I just finished reading A Magna Carta for Restoring the Supremacy of Jesus Christ aka A Jesus Manifesto for the 21st Century Church by Leonard Sweet and Frank Viola. I enjoyed reading it, and many things resonated with me. Apart from potentially being a marketing tool to sell more books possibly suggested by the publishers (my cynic is always present), the manifesto essentially highlights the importance of Jesus the Christ over and above anything in his name - be it justice, being missional, good works, laws or any other thing. It is a reminder that Jesus it the one important thing, not anything else. True. I think what stood out for me were a couple of phrases:
Christianity is the "good news" that Beauty, Truth, and Goodness are found in a person.
This connects to what I've always said that truth is relational rather than (or superceding) being objective. Jesus - as a member of the Trinity - is truth, and truth is personal.
We believe that the major disease of the church today is JDD: Jesus Deficit Disorder. The person of Jesus is increasingly politically incorrect, and is being replaced by the language of "justice," "the kingdom of God," "values," and "leadership principles."
I agree with this in principle, but also want to make the point that much of the [evangelical] church has for far too long ignored issues of justice and particularly the gospel focus on kingdom. Some of the strong language in these directions is to recapture the biblical messages of Jesus in a more holistic fashion. Agreed that Jesus himself is the point, but because he is the point, his kingdom and justice are important.
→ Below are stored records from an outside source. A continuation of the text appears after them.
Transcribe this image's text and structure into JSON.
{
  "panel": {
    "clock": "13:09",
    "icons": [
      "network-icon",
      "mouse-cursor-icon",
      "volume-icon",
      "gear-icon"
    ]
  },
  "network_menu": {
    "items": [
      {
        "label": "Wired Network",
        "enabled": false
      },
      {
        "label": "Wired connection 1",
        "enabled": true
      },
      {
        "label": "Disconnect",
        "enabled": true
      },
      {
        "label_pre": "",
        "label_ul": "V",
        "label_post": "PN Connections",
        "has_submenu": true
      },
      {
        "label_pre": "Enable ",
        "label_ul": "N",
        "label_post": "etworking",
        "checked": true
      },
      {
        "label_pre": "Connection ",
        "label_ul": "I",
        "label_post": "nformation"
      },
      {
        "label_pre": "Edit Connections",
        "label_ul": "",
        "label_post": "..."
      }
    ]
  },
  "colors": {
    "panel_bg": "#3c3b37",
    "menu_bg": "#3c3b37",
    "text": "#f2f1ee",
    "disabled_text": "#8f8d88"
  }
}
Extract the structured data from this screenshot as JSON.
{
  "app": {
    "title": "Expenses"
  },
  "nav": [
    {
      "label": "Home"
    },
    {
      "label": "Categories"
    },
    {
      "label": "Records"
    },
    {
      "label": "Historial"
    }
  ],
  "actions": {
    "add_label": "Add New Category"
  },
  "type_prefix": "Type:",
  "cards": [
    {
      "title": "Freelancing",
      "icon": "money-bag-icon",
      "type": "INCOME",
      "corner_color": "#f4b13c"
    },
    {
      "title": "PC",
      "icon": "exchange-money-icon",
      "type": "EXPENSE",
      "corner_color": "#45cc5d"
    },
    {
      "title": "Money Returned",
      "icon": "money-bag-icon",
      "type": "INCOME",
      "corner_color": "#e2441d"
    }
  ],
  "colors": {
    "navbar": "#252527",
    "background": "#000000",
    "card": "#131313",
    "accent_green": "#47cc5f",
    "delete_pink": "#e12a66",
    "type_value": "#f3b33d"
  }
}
I'm not as big a defender of "values" and "leadership principles," although I certainly do have both, and the bible speaks to both as well.
The center and circumference of the Christian life is none other than the person of Christ.
Those of you who know my story of conversion to Christ know that Paul's statement in Colossians that "in Christ all things hold together" means a great deal to me both existentially and philosophically.
Christians don't follow a book. Christians follow a person, and this library of divinely inspired books we call "The Holy Bible" best help us follow that person.
Well said. Many people never get through the book to Jesus the Christ.
Christians don't follow Christianity; Christians follow Christ.